And it could drag on even longer.
So what do you do if you can only shift so much of your sales online? What if your state or community decides to lock all businesses down?
What if your only hope is to rely on government assistance through PPP, which you know you may not get even if you do qualify?
Here’s what to do during the most dire business circumstances:
1. Keep Expenditures to Only The Bare Minimum
If you haven’t done so already, reduce your expenditures to the lowest amount possible. No detail is too small.
Turn the lights off every second you don’t need them. No more catered lunches. Slash your own benefits and salary to keep things going for yourself and everyone else.
Focus on keeping things going just one day at a time. Do the next right thing as you become aware of it.
And make sure nothing gets minimized as not important enough to examine.
2. Consider New Services and Product Lines
“Necessity is the mother of invention,” as it is said, isn’t it?
Think about your past new products and services you’ve offered. Did they require a large capital investment?
Sure, some did.
But not all do.
What can you offer your customers that they seem to want at an affordable cost?
Now may be the time to give that back-burner project or process a try and see how it may generate the new revenue you need to stay alive.
3. Create a Cash “War Room”
Your CFO’s going to have to continue to high-tail it as best as they can.

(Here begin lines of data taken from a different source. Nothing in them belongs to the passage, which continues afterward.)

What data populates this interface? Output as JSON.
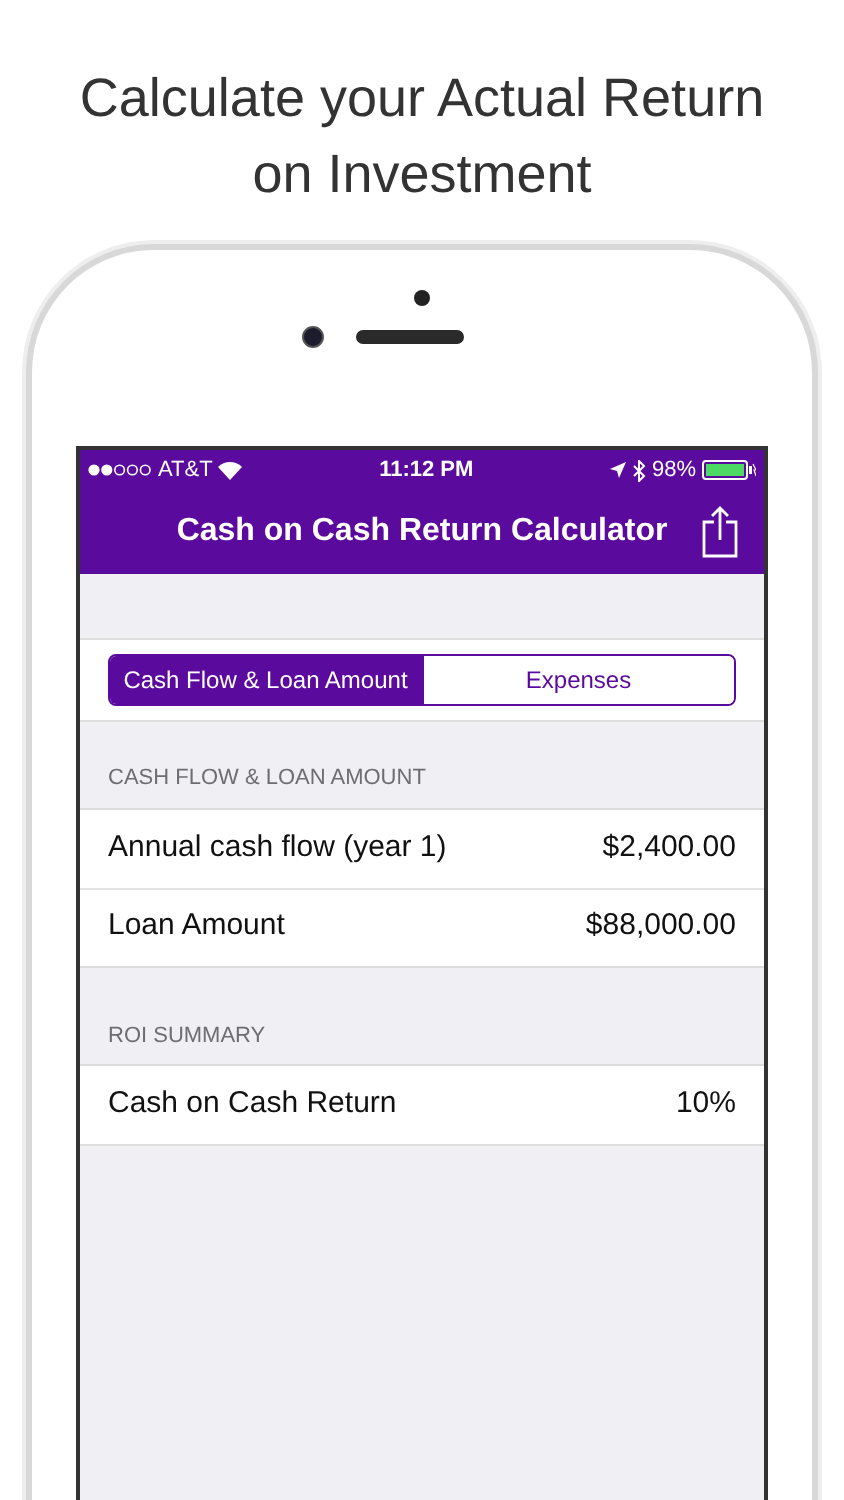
{
  "headline": "Calculate your Actual Return on Investment",
  "status_bar": {
    "carrier": "AT&T",
    "time": "11:12 PM",
    "battery": "98%"
  },
  "nav_bar": {
    "title": "Cash on Cash Return Calculator"
  },
  "segments": [
    {
      "label": "Cash Flow & Loan Amount",
      "selected": true
    },
    {
      "label": "Expenses",
      "selected": false
    }
  ],
  "sections": [
    {
      "header": "CASH FLOW & LOAN AMOUNT",
      "rows": [
        {
          "label": "Annual cash flow (year 1)",
          "value": "$2,400.00"
        },
        {
          "label": "Loan Amount",
          "value": "$88,000.00"
        }
      ]
    },
    {
      "header": "ROI SUMMARY",
      "rows": [
        {
          "label": "Cash on Cash Return",
          "value": "10%"
        }
      ]
    }
  ]
}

McKinsey & Company recommends creating what they call a cash “War Room.”
Divestitures, joint ventures, lines of credit, and any other means of raising capital need to be considered by your CFO.
Even if you don’t need it at this point, talk to all of your creditors about getting the most favorable repayment terms possible. That way, you’re prepared if things really hit you hard later on.

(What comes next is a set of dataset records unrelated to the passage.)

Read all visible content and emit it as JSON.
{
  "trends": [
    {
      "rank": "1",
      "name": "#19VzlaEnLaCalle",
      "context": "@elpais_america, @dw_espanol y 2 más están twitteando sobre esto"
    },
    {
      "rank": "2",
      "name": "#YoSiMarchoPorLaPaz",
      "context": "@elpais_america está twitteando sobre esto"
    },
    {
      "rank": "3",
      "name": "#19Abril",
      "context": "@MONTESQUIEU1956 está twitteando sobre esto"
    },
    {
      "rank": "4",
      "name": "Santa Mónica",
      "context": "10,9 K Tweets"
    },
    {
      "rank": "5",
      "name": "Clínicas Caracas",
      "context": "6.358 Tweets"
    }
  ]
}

This “War Room” can also make decisions on how to prioritize paying bills. And it should also have access to real-time liquidity data.
4. Double Down on Collections Activity
Whatever you’ve been doing to collect payments from customers, now’s the time to dial up the pressure on stragglers.
Contact them and ask them when you can expect payment. Use legal processes available to you to issue warnings.
You might also need to ask for more money up front. And in all cases, you may need to negotiate payment terms.
That can mean extending better terms to your current customers and tightening terms to your not-as-good customers.
It won’t be easy. But you can do it. And hopefully these tips help you make it through.